O reflexo deste momento no cinema foi esta espécie de suicídio
público. Paulo Emílio (Salles Gomes), me lembro bem, observou: "São
filmes suicidas."
Estado
O cronista Arnaldo Jabor é tributário de quem? Nélson Rodrigues é
sua maior inspiração?
Jabor
Sempre gostei de escrever. Minha formação se deu pela literatura. O
cinema chegou mais tarde, depois da literatura e do teatro. Eu já
tinha mais de 20 anos quando me interessei por ele. Eu lia Rimbaud,
João Cabral, Jorge de Lima e muito teatro: Tennessee Willians,
Eugene O'Neil, Edward Albee... Só pensava em poesia e teatro. Até
que um dia fui parar num ciclo de cinema italiano, seguido de um
ciclo francês. Aqueles ciclos completos, que iam da fase muda até o
presente. Descobri ali que o cinema vinha sendo algo secundário na
minha vida. Que minha formação era literária.

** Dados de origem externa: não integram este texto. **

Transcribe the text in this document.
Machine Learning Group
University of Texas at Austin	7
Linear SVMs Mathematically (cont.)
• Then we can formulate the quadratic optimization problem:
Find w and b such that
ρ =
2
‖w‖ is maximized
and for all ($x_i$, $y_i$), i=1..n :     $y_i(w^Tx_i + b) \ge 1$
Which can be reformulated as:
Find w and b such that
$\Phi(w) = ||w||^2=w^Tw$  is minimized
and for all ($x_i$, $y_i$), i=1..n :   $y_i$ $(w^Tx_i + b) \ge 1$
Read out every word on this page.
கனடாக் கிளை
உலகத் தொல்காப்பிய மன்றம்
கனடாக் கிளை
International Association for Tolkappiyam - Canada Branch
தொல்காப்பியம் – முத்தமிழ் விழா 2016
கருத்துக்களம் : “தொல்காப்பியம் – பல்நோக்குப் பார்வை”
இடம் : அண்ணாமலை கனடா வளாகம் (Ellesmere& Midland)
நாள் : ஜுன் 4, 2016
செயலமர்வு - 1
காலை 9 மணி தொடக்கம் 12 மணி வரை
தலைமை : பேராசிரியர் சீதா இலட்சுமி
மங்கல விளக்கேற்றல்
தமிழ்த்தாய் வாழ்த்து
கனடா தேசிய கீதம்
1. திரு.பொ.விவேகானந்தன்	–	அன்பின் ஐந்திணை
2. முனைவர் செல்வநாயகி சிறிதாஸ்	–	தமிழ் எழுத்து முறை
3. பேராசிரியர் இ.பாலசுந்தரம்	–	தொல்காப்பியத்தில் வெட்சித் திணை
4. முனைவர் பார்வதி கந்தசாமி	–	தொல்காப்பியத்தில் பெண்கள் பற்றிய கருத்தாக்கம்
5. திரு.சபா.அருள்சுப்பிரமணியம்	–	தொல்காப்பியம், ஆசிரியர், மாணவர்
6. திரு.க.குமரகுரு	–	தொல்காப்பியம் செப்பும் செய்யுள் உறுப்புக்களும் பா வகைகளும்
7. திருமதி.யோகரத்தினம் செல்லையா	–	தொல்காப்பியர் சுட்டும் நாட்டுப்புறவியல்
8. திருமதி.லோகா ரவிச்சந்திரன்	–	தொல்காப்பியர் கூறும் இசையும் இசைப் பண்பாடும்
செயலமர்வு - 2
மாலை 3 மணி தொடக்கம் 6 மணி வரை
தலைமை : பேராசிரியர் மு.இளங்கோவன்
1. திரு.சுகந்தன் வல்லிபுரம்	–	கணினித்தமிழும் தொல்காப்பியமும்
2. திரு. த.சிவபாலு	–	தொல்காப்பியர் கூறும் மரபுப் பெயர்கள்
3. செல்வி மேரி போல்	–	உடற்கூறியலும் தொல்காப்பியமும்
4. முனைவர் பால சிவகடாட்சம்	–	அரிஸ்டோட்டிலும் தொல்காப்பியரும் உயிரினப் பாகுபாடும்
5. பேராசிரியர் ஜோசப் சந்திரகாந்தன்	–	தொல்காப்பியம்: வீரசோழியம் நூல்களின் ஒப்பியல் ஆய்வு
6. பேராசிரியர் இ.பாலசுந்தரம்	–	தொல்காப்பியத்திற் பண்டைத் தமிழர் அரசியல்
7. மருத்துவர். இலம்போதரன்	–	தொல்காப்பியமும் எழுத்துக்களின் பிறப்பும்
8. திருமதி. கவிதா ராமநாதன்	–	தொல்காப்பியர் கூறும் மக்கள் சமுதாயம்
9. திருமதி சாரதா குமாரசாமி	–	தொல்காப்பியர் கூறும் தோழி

Li muito Eça (de
Queiroz). Este sim é minha maior influência. Minha e do Nélson
Rodrigues. Me sinto uma espécie de afilhado do Nélson. De tal forma,
que chego a psicografar (risos) textos dele. E ficam tão
convincentes que d. Elza, a viúva, lê e diz que está igualzinho. Na
minha formação, há muito da literatura americana: Faulkner, Hunther
Thompson, Norman Mailer, Scott Fitzgerald. Meu lance de amor com a
literatura e com a dramaturgia é muito grande. Por isso, nos meus
filmes, sempre dei muito valor ao roteiro, à dramaturgia, aos
personagens. Nunca quis valorizar apenas as imagens. Escrever não é
um sacrifício para mim. É um prazer renovado.